# Support for elevated Eldon track



## billyboy46 (May 1, 2009)

Dear friends,

I am constructing a huge eldon layout and a large portion needs to be elevated above the base track. I need a recommendation about how to support the track. The original tresstles are of course quite inadequate. I was thinking about using Masonite cut out to size under the elevated track and then making supports where needed. Whatever I use needs to flex slightly. Any recommendations? Thanks, :thumbsupr. Bill


----------



## SCJ (Jul 15, 1999)

billyboy46 said:


> Dear friends,
> 
> I am constructing a huge eldon layout and a large portion needs to be elevated above the base track. I need a recommendation about how to support the track. The original tresstles are of course quite inadequate. I was thinking about using Masonite cut out to size under the elevated track and then making supports where needed. Whatever I use needs to flex slightly. Any recommendations? Thanks, :thumbsupr. Bill


Your right on track. Masonite, 2x's and drywall screws work great and they take paint/sealer well, I've built several tracks in this manner. Or you could spend a little extra and buy one of those way cool stainless steel bridges I've been seeing on ebay as of late....depending on your layout this could be a very nice "feature".

-------------------------
www.SlotCarJohnnies.com


----------



## billyboy46 (May 1, 2009)

thanks, great ideas. Dr. Bill


----------



## Jim Norton (Jun 29, 2007)

*Afx*

First, find some old Aurora AFX trestle stacks.
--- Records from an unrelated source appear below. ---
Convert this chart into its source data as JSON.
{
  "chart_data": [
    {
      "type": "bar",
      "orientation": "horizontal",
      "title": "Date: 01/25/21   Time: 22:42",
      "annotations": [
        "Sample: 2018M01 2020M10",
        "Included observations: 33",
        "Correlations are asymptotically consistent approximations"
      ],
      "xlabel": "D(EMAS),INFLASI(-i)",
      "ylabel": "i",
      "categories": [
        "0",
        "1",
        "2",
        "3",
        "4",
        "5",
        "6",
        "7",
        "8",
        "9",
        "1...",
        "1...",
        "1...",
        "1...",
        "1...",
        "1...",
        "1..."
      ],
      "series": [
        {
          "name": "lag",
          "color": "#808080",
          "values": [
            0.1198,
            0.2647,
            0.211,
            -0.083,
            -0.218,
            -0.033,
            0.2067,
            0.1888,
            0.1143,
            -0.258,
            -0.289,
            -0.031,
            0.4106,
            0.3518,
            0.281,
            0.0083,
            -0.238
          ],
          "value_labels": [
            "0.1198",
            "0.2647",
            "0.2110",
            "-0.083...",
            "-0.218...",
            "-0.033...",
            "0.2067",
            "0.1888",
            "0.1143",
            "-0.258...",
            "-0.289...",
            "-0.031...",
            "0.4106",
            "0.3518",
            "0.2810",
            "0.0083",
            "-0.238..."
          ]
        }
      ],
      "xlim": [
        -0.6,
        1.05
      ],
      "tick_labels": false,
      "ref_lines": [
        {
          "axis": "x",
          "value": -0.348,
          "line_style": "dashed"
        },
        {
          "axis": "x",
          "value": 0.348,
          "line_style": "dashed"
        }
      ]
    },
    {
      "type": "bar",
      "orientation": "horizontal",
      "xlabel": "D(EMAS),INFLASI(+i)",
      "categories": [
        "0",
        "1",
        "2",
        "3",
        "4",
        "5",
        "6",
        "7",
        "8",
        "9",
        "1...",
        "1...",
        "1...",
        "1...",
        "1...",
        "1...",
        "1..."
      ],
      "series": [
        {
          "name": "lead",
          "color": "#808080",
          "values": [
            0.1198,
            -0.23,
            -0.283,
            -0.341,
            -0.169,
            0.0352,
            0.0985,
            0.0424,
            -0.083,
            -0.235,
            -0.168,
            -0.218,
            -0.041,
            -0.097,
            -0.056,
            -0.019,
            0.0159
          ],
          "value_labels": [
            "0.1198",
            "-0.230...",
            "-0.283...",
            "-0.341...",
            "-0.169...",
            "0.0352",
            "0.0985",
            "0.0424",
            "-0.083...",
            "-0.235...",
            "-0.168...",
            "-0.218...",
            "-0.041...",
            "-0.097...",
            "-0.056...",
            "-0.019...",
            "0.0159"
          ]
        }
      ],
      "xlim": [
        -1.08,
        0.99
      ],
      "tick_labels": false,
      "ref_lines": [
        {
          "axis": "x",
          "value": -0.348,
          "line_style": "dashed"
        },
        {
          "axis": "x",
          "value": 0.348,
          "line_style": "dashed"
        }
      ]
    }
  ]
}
We have used wood 1 x 2s (or less) with an Aurora "single" stackable trestle piece screwed to the underside of each end.

Cut the 1 x long enough for the span, prepare the ends as mentioned above and stack the trestle pieces to the required height. 

Works great!

Jim Norton
Huntsville, AL


----------



## billyboy46 (May 1, 2009)

Jim, Thanks alot! sounds like a good way to go....:thumbsup: Bill


----------